Okla Elliott

Possibility of Erasure | There Are Corpses Buried in Them
May 19, 2016 Elliott Okla

Possibility of Erasure

 

It is snowing this morning.
There are dry leaves on the ground
slowly turning white with the dry falling dust.
There is no sound, only distance—the world
is being erased like the gloomy memory
of a neighbor’s ex-husband’s brain cancer.
Further away in thought: tinkling scales
on a black piano no one will ever play again.
Yet further: the history of snow,
the metaphysics of cold.
Mere months ago,
there were flowers everywhere.
There were ancient children squealing
with idiotic ecstasy.

 

 

 

There Are Corpses Buried in Them

 

In their walls, cut in a frieze of desire
like the petrified flowers named in poems,
the lovers have gone mute with mutual hatred.

Their love has turned rotten and terrible.

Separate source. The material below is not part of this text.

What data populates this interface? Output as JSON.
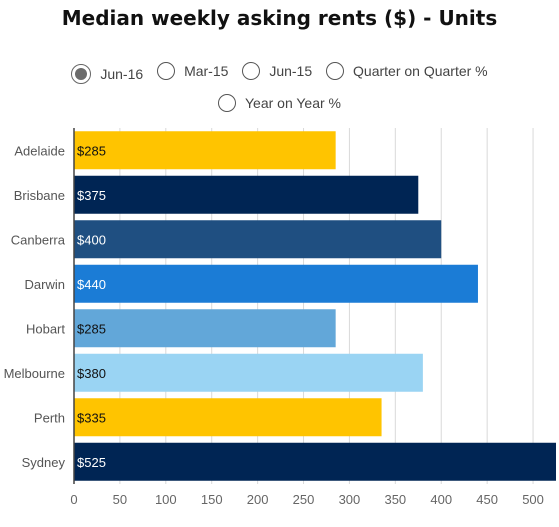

At night they still crawl on each other,
cavorting insects,
their limbs deep-black and entangled
in the nightly bed.

They laugh in each other’s faces,
though nothing is funny anymore.

If rock could walk, they might free themselves,
but the walls we build are sturdy.

And as in ancient times,
there are corpses buried in them.

Okla Elliott is an Illinois Distinguished Fellow at the University of Illinois where he works in the fields of comparative literature and trauma studies. He also holds an MFA from Ohio State University. His nonfiction, poetry, short fiction, and translations have appeared in Another Chicago Magazine, Harvard Review, Indiana Review, The Literary Review, New York Quarterly, Prairie Schooner, A Public Space, and Subtropics, among others. His books include From the Crooked Timber (short fiction), The Cartographer’s Ink (poetry), and The Doors You Mark Are Your Own (a novel co-authored with Raul Clement). His book of translation, Blackbirds in September: Selected Shorter Poems of Jürgen Becker, is forthcoming in late 2015.